Pretty much. The stupidity of the spending of those loans was unbelievable - instead of focusing on buying licences to produce consumer products, they sunk so much money into 'moustache-socialist' projects.
It was also partially stolen by our own corrupt politicians and there are claims that the Russians too had a hand in this. Investing large sums of money in steel mills (a thing of the past) in the 1970s?? No one in the west would have done suck a dumb thing.
"Around 1% of our GDP growth since 2008 is because of EU money," said Poland's Regional Development Minister Elzbieta Bienkowska.
"That's almost 300,000 jobs. It's an enormous change, a kind of miracle I would say."
Cohesion funds are not designed to work alone. There has to be matching investment on a national level. In Poland the result is that GDP per capita has risen from just over 40% of the EU average when it joined the Union in 2004 to nearly 70% now.
"We would probably have made this progress in about 20 years if we had been forced to go it alone, without EU development money," Mrs Bienkowska said.
bbc.co.uk/news/world-europe-20318959
'Nearly five months after the final whistle at the European football championships, economists and officials say that Poland is reaping the benefits.

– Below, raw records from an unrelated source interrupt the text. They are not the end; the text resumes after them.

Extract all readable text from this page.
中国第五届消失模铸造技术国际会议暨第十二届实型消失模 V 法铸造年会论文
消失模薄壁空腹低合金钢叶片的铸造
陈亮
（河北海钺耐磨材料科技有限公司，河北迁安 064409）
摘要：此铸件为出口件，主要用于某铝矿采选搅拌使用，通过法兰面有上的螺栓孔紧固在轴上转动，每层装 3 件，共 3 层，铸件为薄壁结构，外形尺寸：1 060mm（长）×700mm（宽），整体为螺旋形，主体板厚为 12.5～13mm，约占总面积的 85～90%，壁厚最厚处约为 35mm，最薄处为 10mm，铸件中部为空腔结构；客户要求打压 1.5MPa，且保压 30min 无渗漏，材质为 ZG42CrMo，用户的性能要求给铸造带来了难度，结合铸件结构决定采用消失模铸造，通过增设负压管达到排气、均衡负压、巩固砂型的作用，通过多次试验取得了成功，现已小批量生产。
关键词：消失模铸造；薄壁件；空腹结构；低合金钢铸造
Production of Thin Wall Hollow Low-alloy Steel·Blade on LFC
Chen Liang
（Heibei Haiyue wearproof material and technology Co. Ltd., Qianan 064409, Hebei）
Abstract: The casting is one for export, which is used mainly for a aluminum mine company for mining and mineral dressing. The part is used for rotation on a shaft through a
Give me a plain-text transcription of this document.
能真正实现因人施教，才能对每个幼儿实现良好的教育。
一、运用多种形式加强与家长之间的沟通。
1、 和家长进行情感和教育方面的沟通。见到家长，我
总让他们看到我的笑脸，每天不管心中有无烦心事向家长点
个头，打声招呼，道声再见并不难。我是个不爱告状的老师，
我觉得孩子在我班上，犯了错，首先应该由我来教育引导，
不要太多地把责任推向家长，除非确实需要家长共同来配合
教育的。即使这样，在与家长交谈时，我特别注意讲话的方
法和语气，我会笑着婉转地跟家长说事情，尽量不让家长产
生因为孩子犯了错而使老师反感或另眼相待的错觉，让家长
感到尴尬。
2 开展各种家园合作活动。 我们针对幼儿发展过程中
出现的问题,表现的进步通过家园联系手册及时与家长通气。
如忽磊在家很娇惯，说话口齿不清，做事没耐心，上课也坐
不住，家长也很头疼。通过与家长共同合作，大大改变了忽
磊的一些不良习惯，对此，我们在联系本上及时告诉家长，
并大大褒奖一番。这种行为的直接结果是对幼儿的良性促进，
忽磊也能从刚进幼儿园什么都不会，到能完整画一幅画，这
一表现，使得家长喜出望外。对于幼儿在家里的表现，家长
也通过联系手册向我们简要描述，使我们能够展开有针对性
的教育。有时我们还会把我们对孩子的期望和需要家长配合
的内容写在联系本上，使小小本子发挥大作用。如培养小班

According to the London-based Brand Finance Institute, Euro 2012 helped lift Poland up its 100-nation ranking, from 24th to 20th.
In financial terms, the value of the brand "Poland" jumped 75 percent.
"The impact on our image is going to be long-term," said Joanna Mucha, Poland's sport and tourism minister.
The 677,000 fans who flocked to Poland may be worth their weight in gold -- and not only because they spent 1.1 billion zloty (266 million euros, $341 million), or 33 percent more than forecast.
A mighty 92 percent of foreign supporters surveyed by the PBS Institute in Poland at the end of Euro 2012 said they would recommend it for a holiday, and 80 percent aimed to come back.
In 2011, three million foreign tourists visited this nation of 38 million. Experts forecast that number will grow by 766,000 a year through to 2020.